Understanding God leads to praise and repentance

Dr Jason Atkinson

Dr Jason Atkinson, BST Hebrew and Old Testament Lecturer

The Bible is replete with accounts of believers coming together to pray to God. An interesting account occurs toward the end of the book of Nehemiah, which records the people of God coming together for a half day of fasting and prayer. Why would they ever do such a thing?

According to Nehemiah chapter 7, the community of God’s people assembled to read and study the Bible together. By chapter 9, this resulted in an overwhelming consensus that their new-found knowledge of God required from them a humble, comprehensive, and direct response to God in prayer.

So, what did the people in Nehemiah’s day pray for? Did they pray for an end to their poverty and enslavement to Persian overlords? Did they pray for a restoration of their broken-down nation? Well, yes, their material needs and political circumstances are implicit throughout their long prayer. Yet as they gathered together in Jerusalem, in the midst of the rubble and ruined glory of their capital city, the overwhelming focus of their prayer to God was praise and repentance.

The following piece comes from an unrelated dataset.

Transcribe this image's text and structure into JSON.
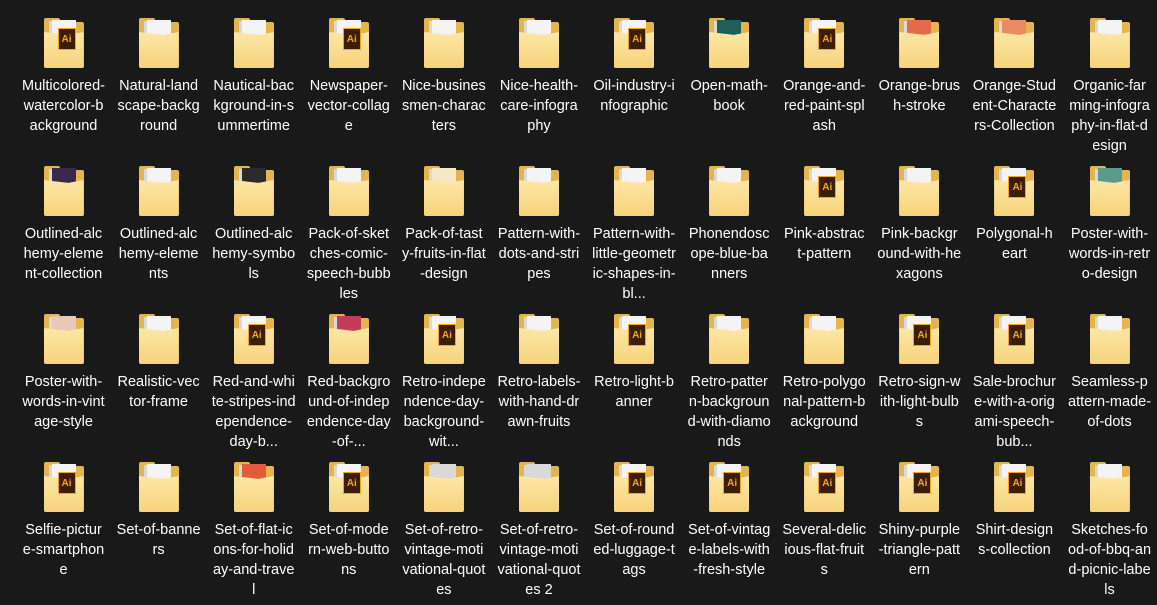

Now, praise and repentance are not distinct elements, rather they are intertwined. Turning their attention to God’s glory, it’s as if a spot-light now shines upon their own depravity. This can be seen in chapter 9 verses 5–15 where the people’s praise of God’s power in creation and his work in salvation history eventually serve to highlight the extent of their recent treachery and waywardness. Accordingly, in verses 16–35, the people of God recognise their fickleness, their inadequacies, and their failure to trust. They corporately repent of their sins against God and they acknowledge that, although they deserve punishment, nevertheless Godforgives them — a fact which conversely serves to highlight more brightly the greatness of God and his abounding love.

Now, isn’t this the ultimate purpose for a college like BST? What other litmus test is there for a “school of theology” other than it aim to promote an accurate understanding of God, through the teaching of his word, so that people will respond to God, not least in praise and repentance? Along these lines, when was the last time you were so thrilled with what you have newly understood about the Lord that it drove you to him in prayer?